Spacetime Geometry as a Modulator of Quantum Coherence: A Critical Velocity Perspective.

We propose that quantum coherence is fundamentally constrained by spacetime geometry. The coherence length L is determined by the smaller of two scales: a system’s physical size L_system or a curvature-dependent length L_curv, derived from the Ricci scalar R (matter-rich regions) or Kretschmann scalar K (vacuum). A critical velocity v_c = h/(mL) marks the threshold between quantum and classical regimes. Case studies in neutron stars, Bose-Einstein condensates (BECs), and strained graphene validate the model, demonstrating how curvature modulates coherence.

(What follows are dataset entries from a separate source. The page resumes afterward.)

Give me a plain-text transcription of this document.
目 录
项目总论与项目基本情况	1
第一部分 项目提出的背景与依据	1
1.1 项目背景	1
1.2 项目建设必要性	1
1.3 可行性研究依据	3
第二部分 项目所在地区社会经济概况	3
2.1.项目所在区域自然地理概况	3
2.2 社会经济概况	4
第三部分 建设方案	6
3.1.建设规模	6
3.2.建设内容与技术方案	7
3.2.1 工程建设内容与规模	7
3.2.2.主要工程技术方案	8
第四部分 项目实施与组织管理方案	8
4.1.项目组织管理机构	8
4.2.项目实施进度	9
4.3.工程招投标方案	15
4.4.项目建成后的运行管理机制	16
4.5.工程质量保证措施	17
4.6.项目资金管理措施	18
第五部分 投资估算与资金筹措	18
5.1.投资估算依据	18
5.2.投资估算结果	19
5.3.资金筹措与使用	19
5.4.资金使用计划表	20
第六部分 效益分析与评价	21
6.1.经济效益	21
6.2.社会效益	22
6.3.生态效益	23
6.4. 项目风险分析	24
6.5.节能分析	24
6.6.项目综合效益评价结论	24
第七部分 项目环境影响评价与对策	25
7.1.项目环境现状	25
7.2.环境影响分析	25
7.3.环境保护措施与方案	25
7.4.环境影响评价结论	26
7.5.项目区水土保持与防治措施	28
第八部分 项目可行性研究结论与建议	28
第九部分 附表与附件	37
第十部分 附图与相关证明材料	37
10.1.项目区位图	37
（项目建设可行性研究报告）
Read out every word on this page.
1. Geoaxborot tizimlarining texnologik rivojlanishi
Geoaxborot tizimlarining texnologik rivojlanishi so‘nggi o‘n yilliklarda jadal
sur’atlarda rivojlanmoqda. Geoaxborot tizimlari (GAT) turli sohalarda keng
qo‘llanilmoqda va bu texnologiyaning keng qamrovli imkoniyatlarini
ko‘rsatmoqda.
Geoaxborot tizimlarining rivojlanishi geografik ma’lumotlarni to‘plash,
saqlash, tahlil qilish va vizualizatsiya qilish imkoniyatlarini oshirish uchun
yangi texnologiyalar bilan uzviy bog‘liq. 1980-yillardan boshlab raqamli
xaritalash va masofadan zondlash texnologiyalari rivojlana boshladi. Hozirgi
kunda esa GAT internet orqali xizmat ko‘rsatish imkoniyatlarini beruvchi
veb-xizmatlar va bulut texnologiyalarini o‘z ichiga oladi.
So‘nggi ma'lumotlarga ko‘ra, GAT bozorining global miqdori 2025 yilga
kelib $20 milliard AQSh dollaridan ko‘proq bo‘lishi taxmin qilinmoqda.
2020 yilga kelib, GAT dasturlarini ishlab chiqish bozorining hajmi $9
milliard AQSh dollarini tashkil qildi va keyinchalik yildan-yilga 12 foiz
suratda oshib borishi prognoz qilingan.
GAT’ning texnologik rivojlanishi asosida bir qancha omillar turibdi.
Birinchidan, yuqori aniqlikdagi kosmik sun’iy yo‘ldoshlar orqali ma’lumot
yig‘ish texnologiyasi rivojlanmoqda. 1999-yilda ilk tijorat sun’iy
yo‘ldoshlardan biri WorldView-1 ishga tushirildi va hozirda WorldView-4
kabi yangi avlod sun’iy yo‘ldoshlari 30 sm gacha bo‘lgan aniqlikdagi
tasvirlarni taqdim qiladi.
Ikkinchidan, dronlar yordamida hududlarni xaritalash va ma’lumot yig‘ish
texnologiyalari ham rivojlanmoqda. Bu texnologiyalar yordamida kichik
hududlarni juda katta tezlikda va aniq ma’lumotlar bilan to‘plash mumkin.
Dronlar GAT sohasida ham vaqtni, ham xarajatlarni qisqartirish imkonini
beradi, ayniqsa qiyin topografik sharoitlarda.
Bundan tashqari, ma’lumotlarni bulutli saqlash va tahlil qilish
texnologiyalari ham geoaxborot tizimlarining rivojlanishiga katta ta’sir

我们提出，量子相干性（quantum coherence）本质上受时空几何（spacetime geometry）约束。相干长度L由两个特征尺度中的较小值决定：系统的物理尺寸L_system，或是曲率相关长度L_curv——后者可由里奇标量R（物质富集区域）或克雷奇曼标量K（真空区域）推导得出。临界速度v_c = h/(mL) 界定了量子与经典区域的分界。针对中子星（neutron stars）、玻色-爱因斯坦凝聚态（Bose-Einstein condensates, BECs）与应变石墨烯（strained graphene）的案例研究验证了该模型，清晰展示了曲率如何调控相干性。